Une étude à grande échelle impliquant plus de 131 000 participants a révélé un lien convaincant entre la consommation de caféine et la réduction du risque de démence. Les chercheurs ont découvert que les personnes ayant une consommation plus élevée de caféine présentaient une probabilité 18 % inférieure de développer une démence par rapport à celles qui consommaient peu ou pas de caféine dans leur alimentation. Cela suggère que la consommation régulière de café ou de thé peut offrir un certain degré de protection cognitive, même si cela ne prouve pas de lien de causalité direct.

Les détails et les résultats de l’étude

La recherche, publiée dans JAMA, a analysé les données de plusieurs décennies provenant de deux études majeures sur la santé : l’étude sur la santé des infirmières et l’étude de suivi des professionnels de la santé. Les participants ont déclaré leurs habitudes alimentaires et les chercheurs ont suivi les résultats en matière de santé jusqu’à 43 ans. Au cours de cette période, 11 033 personnes ont développé une démence. L’analyse a montré que deux à trois tasses de café contenant de la caféine par jour ou une à deux tasses de thé contenant de la caféine étaient associés à la réduction de risque la plus significative. Notamment, le café décaféiné n’a pas apporté les mêmes avantages, ce qui indique que la caféine elle-même est probablement le facteur clé.

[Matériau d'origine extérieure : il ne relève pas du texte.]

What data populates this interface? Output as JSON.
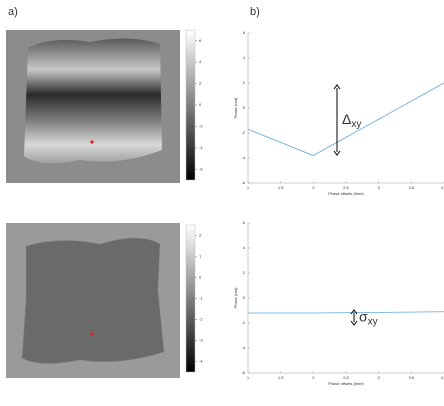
{
  "figure": {
    "panel_labels": [
      "a)",
      "b)"
    ],
    "colorbars": [
      {
        "ticks": [
          6,
          4,
          2,
          0,
          -2,
          -4,
          -6
        ],
        "lim": [
          -7,
          7
        ]
      },
      {
        "ticks": [
          2,
          1,
          0,
          -1,
          -2,
          -3,
          -4
        ],
        "lim": [
          -4.5,
          2.5
        ]
      }
    ]
  },
  "chart_data": [
    {
      "type": "line",
      "ylabel": "Phase (rad)",
      "xlabel": "Phase offsets (time)",
      "x": [
        1,
        2,
        3,
        4
      ],
      "series": [
        {
          "color": "#5fa8d8",
          "values": [
            -1.7,
            -3.8,
            -0.9,
            2.0
          ]
        }
      ],
      "xlim": [
        1,
        4
      ],
      "xticks": [
        1,
        1.5,
        2,
        2.5,
        3,
        3.5,
        4
      ],
      "ylim": [
        -6,
        6
      ],
      "yticks": [
        6,
        4,
        2,
        0,
        -2,
        -4,
        -6
      ],
      "annotation": {
        "symbol": "Δ",
        "subscript": "xy"
      }
    },
    {
      "type": "line",
      "ylabel": "Phase (rad)",
      "xlabel": "Phase offsets (time)",
      "x": [
        1,
        2,
        3,
        4
      ],
      "series": [
        {
          "color": "#5fa8d8",
          "values": [
            -1.2,
            -1.2,
            -1.15,
            -1.1
          ]
        }
      ],
      "xlim": [
        1,
        4
      ],
      "xticks": [
        1,
        1.5,
        2,
        2.5,
        3,
        3.5,
        4
      ],
      "ylim": [
        -6,
        6
      ],
      "yticks": [
        6,
        4,
        2,
        0,
        -2,
        -4,
        -6
      ],
      "annotation": {
        "symbol": "σ",
        "subscript": "xy"
      }
    }
  ]
}
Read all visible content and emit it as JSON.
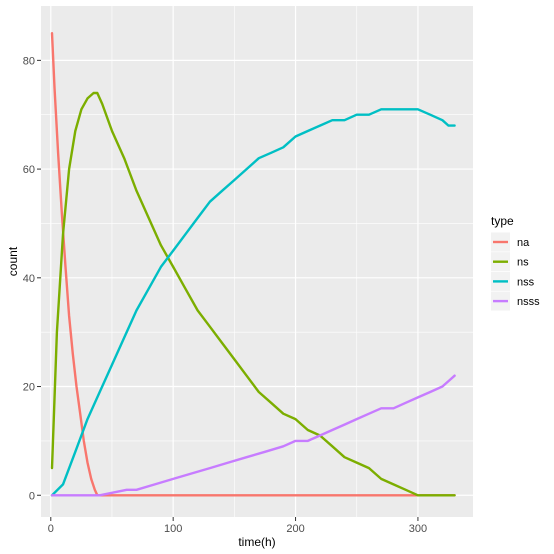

Comment la caféine pourrait protéger le cerveau

Les neurologues proposent plusieurs mécanismes derrière cet effet. La caféine agit comme un psychostimulant, améliorant la signalisation neuronale et la circulation sanguine, ce qui peut améliorer la mémoire, l’attention et la fonction cognitive. L’étude suggère également que les composés bioactifs présents dans le café et le thé – tels que les polyphénols – pourraient réduire l’inflammation et les dommages cellulaires, protégeant ainsi davantage contre le déclin cognitif.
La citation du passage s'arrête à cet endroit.